Computer Vision · Researcher
Soccer Vision Research.
Modular research framework that orchestrates four pretrained vision models (RF-DETR, SAM2, SigLIP, ResNet) into one configurable soccer-analysis pipeline with selectable fusion strategies.
- Role
- Researcher
- When
- 2024
- Stack
- Python, PyTorch, RF-DETR, SAM2
- Scale
- 4 models orchestrated
RF-DETR · SAM2 · SigLIP4 modelsorchestrated
7fusion strategies
3execution modes
YAMLconfig-driven
The problem
Combining several vision models for soccer analysis usually means hard-wiring one fixed pipeline. The goal here was a modular framework where detection, segmentation, identification, and classification models are swappable and configurable, so model combinations can be A/B tested without rewriting code.
What it does
- An orchestration layer (ModelPipeline) that runs RF-DETR detection, SAM2 segmentation and tracking, SigLIP zero-shot identification, and ResNet jersey classification.

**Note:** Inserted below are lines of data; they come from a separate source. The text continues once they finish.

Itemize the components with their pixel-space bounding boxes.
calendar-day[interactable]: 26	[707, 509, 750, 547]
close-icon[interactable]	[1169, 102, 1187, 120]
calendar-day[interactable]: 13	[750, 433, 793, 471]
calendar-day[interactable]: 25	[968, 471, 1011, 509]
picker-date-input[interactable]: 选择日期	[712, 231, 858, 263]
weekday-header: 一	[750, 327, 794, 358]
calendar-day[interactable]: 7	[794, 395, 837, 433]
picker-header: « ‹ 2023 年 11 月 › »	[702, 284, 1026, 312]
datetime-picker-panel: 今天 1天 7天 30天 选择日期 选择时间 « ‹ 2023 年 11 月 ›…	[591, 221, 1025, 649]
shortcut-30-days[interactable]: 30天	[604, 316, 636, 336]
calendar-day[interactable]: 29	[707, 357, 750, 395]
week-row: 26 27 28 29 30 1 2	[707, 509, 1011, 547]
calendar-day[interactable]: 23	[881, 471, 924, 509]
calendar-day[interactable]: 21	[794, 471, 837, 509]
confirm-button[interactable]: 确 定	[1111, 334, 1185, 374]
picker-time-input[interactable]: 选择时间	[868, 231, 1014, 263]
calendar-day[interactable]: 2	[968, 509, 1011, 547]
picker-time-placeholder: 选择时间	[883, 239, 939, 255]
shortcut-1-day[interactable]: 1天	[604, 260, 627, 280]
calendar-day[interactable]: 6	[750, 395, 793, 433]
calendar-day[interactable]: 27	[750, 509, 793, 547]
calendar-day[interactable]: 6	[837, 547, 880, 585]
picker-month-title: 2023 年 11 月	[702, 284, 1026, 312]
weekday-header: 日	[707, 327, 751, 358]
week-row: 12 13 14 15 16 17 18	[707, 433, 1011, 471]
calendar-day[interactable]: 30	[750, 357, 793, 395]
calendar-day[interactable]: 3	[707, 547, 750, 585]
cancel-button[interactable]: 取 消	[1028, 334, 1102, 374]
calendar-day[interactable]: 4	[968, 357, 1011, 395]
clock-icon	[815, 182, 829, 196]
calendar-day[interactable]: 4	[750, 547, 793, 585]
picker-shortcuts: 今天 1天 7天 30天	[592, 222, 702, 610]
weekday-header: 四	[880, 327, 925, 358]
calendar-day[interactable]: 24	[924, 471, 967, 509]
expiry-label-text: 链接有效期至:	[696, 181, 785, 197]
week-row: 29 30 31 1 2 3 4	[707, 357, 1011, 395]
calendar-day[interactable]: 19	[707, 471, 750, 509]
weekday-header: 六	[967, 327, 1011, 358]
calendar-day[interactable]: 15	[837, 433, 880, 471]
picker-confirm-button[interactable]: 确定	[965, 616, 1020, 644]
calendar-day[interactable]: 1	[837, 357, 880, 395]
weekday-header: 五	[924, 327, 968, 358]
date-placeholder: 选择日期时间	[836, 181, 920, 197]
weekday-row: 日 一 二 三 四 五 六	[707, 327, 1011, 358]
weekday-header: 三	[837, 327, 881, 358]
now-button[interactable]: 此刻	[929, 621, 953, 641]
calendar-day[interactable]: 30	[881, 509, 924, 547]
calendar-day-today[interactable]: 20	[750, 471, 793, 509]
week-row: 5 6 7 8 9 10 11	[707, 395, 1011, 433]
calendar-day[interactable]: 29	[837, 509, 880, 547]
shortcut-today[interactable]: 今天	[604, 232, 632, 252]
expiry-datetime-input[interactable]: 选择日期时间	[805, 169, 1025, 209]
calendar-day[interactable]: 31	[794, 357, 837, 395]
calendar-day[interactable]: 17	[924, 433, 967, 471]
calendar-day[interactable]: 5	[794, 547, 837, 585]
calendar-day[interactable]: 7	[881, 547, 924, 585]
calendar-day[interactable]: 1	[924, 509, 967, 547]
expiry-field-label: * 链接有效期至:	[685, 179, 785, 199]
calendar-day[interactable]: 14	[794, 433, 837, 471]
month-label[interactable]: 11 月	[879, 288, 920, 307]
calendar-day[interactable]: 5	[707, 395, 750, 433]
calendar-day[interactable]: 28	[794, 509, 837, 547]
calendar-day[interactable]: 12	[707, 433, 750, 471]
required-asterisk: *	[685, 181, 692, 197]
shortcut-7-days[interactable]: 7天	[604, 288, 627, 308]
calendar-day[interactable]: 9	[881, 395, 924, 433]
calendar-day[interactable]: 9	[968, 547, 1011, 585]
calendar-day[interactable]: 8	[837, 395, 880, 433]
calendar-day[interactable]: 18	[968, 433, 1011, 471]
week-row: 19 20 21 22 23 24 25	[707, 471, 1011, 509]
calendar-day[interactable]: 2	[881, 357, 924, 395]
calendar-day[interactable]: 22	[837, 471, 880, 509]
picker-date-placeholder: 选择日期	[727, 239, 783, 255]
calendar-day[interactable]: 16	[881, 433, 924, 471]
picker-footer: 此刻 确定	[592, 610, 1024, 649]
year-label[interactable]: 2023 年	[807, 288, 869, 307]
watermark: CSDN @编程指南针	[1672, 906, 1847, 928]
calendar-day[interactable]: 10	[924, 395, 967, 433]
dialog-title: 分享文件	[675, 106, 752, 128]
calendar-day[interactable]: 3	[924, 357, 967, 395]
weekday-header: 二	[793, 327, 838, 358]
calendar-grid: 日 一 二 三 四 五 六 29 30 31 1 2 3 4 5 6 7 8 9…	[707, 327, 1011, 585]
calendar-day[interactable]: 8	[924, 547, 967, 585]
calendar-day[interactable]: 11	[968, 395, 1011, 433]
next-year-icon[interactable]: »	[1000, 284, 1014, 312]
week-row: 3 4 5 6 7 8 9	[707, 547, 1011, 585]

- Three execution modes (sequential, parallel, adaptive) plus a result-fusion layer with seven selectable strategies.
- YAML-driven, schema-validated config per model, with a model registry and manager so presets are configuration, not code.
Impact
- Swap models or presets through config alone, enabling rapid A/B testing of model combinations.
- SigLIP text-image matching identifies players and teams zero-shot, without training on a specific roster.
- A documented framework with per-model demos and a config system built for research reproducibility.